A nine-year-old girl has been tossed into the air by a bison at Yellowstone national park after the bull charged at a group of about 50 visitors who were standing too close to the wild animals.
It was the latest incident in a growing catalogue of humans becoming casualties after approaching animals or taking selfies on dangerous ledges or close to wildlife in some of America’s most spectacular nature spots.
Dramatic footage was filmed by a fellow visitor who says she witnessed the latest incident near the world-famous Old Faithful geyser in the park, which straddles the Wyoming-Montana border, here shown in a clip featured on NBC News.
It occurred earlier this week and the brief footage shows the huge male bison grazing before suddenly charging – prompting members of the nearby group to run screaming – and hitting the girl, flicking her high into the air.
The girl, who has not been named but was visiting from Odessa, Florida, with her family, was treated by park emergency medical workers and taken to a park clinic.
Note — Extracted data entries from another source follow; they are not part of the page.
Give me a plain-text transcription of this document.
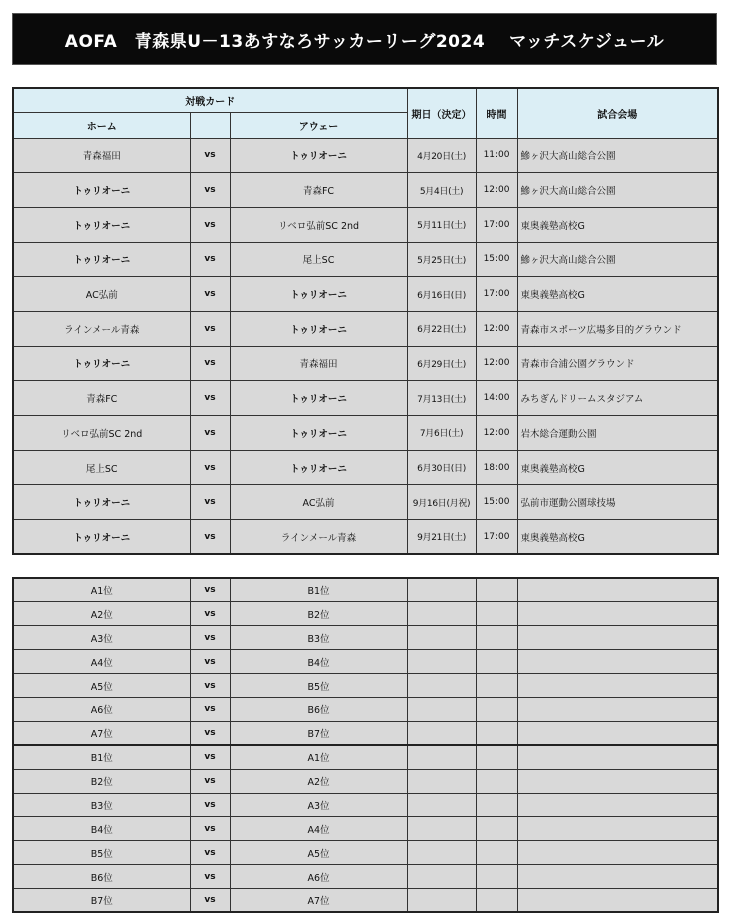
AOFA　青森県U－13あすなろサッカーリーグ2024　 マッチスケジュール
対戦カード			期日（決定）	時間	試合会場
ホーム		アウェー			
青森福田	vs	トゥリオーニ	4月20日(土)	11:00	鰺ヶ沢大高山総合公園
トゥリオーニ	vs	青森FC	5月4日(土)	12:00	鰺ヶ沢大高山総合公園
トゥリオーニ	vs	リベロ弘前SC 2nd	5月11日(土)	17:00	東奥義塾高校G
トゥリオーニ	vs	尾上SC	5月25日(土)	15:00	鰺ヶ沢大高山総合公園
AC弘前	vs	トゥリオーニ	6月16日(日)	17:00	東奥義塾高校G
ラインメール青森	vs	トゥリオーニ	6月22日(土)	12:00	青森市スポーツ広場多目的グラウンド
トゥリオーニ	vs	青森福田	6月29日(土)	12:00	青森市合浦公園グラウンド
青森FC	vs	トゥリオーニ	7月13日(土)	14:00	みちぎんドリームスタジアム
リベロ弘前SC 2nd	vs	トゥリオーニ	7月6日(土)	12:00	岩木総合運動公園
尾上SC	vs	トゥリオーニ	6月30日(日)	18:00	東奥義塾高校G
トゥリオーニ	vs	AC弘前	9月16日(月祝)	15:00	弘前市運動公園球技場
トゥリオーニ	vs	ラインメール青森	9月21日(土)	17:00	東奥義塾高校G
A1位	vs	B1位			
A2位	vs	B2位			
A3位	vs	B3位			
A4位	vs	B4位			
A5位	vs	B5位			
A6位	vs	B6位			
A7位	vs	B7位			
B1位	vs	A1位			
B2位	vs	A2位			
B3位	vs	A3位			
B4位	vs	A4位			
B5位	vs	A5位			
B6位	vs	A6位			
B7位	vs	A7位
She was later released.
Yellowstone authorities, who are investigating the incident, said the group are thought to have been standing between five and 10 feet from the creature – much closer than rangers advise – prompting the bison to charge.
In a statement, the park urged visitors to maintain a safe distance from big animals. It read: “Wildlife in Yellowstone are wild. When an animal is near a trail, boardwalk, parking lot, or in a developed area, give it space.”
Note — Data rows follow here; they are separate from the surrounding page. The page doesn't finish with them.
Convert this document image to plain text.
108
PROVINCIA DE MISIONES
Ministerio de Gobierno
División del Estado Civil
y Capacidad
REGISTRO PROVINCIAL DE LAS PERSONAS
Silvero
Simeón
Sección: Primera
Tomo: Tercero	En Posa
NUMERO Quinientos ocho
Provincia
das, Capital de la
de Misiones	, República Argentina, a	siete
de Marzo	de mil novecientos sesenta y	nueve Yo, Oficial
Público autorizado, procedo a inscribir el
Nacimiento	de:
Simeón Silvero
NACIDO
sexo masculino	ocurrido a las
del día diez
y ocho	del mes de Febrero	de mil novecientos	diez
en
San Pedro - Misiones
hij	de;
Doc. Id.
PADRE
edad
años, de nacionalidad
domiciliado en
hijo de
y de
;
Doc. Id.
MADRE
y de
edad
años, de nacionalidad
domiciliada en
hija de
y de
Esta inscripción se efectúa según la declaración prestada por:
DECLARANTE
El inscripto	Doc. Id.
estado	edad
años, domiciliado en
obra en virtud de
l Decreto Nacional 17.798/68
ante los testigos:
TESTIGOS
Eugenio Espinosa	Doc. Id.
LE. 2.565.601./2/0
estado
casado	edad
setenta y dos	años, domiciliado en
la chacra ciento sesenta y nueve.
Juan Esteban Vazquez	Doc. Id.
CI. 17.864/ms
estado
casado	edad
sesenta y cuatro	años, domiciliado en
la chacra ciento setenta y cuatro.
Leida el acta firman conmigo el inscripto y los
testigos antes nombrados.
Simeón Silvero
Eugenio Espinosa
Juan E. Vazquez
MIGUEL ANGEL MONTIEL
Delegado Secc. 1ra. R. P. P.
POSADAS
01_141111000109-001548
The park advises staying 25 yards (23m) away from bison, elk, bighorn sheep, moose, deer and coyotes and at least 100 yards (91m) from bears and wolves. “If need be, turn around and go the other way to avoid interacting with a wild animal in close proximity,” it added.
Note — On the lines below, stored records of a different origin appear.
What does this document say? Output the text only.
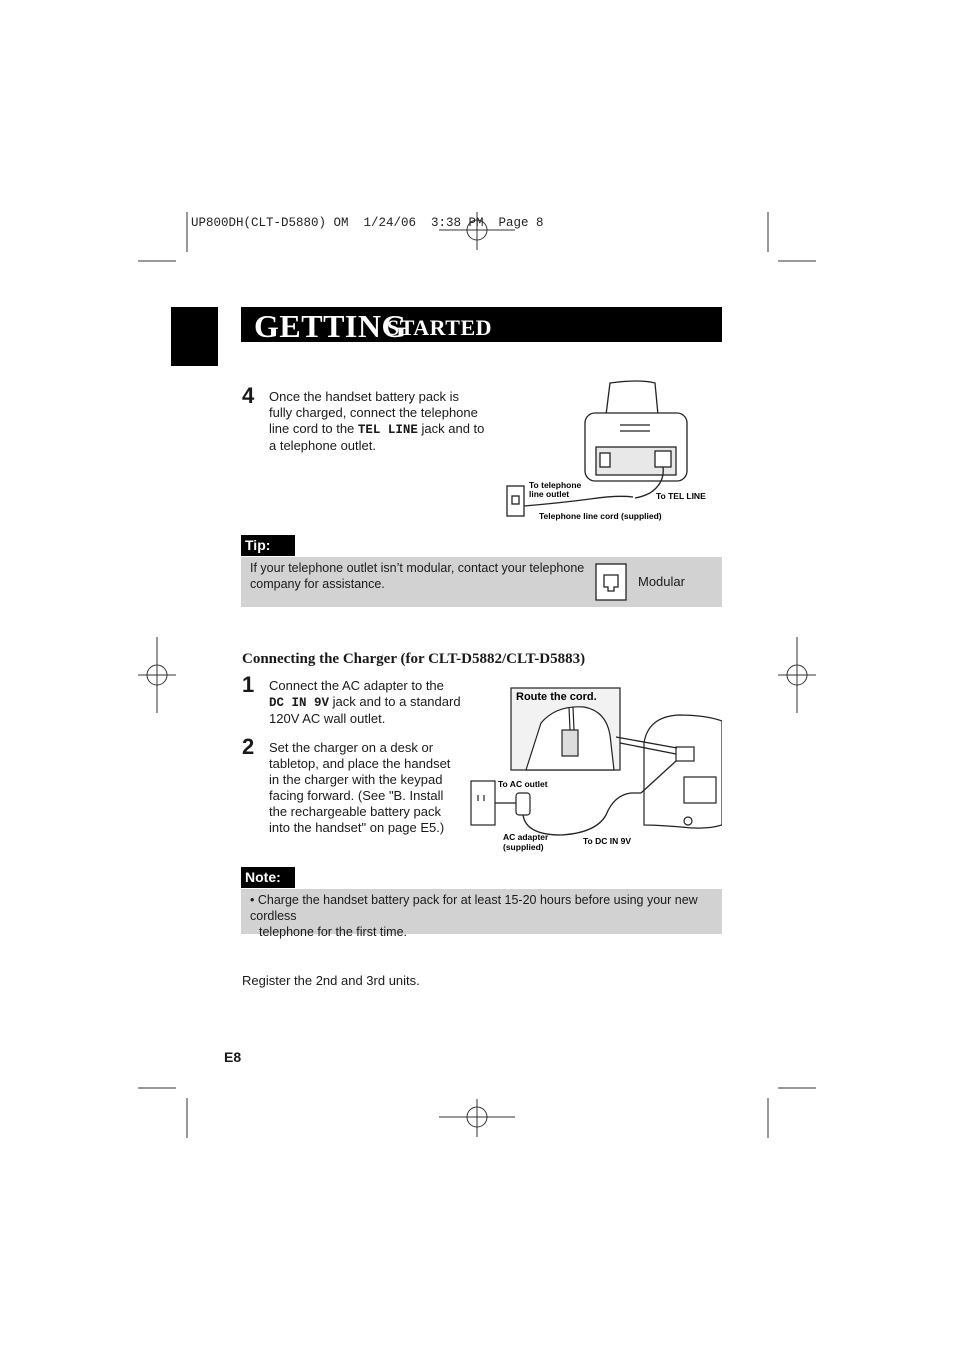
UP800DH(CLT-D5880) OM  1/24/06  3:38 PM  Page 8
GETTING
STARTED
4 Once the handset battery pack is
fully charged, connect the telephone
line cord to the TEL LINE jack and to
a telephone outlet.
To telephone
line outlet	To TEL LINE
Telephone line cord (supplied)
Tip:
If your telephone outlet isn’t modular, contact your telephone
company for assistance.	Modular
Connecting the Charger (for CLT-D5882/CLT-D5883)
1 Connect the AC adapter to the
DC IN 9V jack and to a standard
120V AC wall outlet.
2 Set the charger on a desk or
tabletop, and place the handset
in the charger with the keypad
facing forward. (See "B. Install
the rechargeable battery pack
into the handset" on page E5.)
Route the cord.
To AC outlet
AC adapter
(supplied)
To DC IN 9V
Note:
• Charge the handset battery pack for at least 15-20 hours before using your new cordless
telephone for the first time.
Register the 2nd and 3rd units.
E8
Hailey Dayton, 18, who shot the video while visiting the park during a family road trip, said she saw people “petting the bison”.
— ABC News (@ABC) 24 July 2019
She was filming the bull eating when she said it charged at the girl who was walking down a nearby path with her family.
“Because it was agitated by all the people and noise, it just kind of attacked,” she told NBC News. “After that, everyone was screaming. There were a bunch of kids crying.”
Yellowstone is home to an estimated 4,527 bison and the creature has lived on the land continuously since prehistoric times. Bulls weigh up to 2,000lb.
The park warns that bison have injured more people at the park than any other animals. “Bison are unpredictable and can run three times faster than humans,” warns Yellowstone’s website.
However, the warnings do not seem to pose a sufficient deterrent for photo-hungry visitors.
Last June, a woman was gored by a bison after a crowd got too close. Two months later in August there was another bison-related incident at Yellowstone. A “bison jam” almost two miles long resulted in chaos as visitors got out of their cars to take photos of the animals passing them.
The rise of social media – particularly Instagram – is putting America’s national parks and public land under pressure. Horseshoe Bend, near Page, Arizona, has seen annual visitors soar from 100,000 in 2010 to an estimated 2 million in 2018 and some accidents, prompting the installation of railings last year. Other recent accidents and incidents involving animals and dangerous landscapes in the Grand Canyon, Yosemite national park, the Rocky Mountains and elsewhere have been blamed on risk-taking in a “selfie epidemic” and lack of regard for the land and the wildlife, also amid overcrowding at national parks.
In 2016 four men were recorded walking on prohibited land at the Grand Prismatic Spring, also in Yellowstone, dipping their hands in a thermal pool and wake-boarding across the world famous and fragile Bonneville Salt Flats in Utah, among other high jinks recorded for the entertainment of online followers.
And the sheer numbers visiting beauty spots, especially the US national parks, have elicited warnings over damage to nature and animals, with social media frenzies and the overall danger of loving the parks “to death”.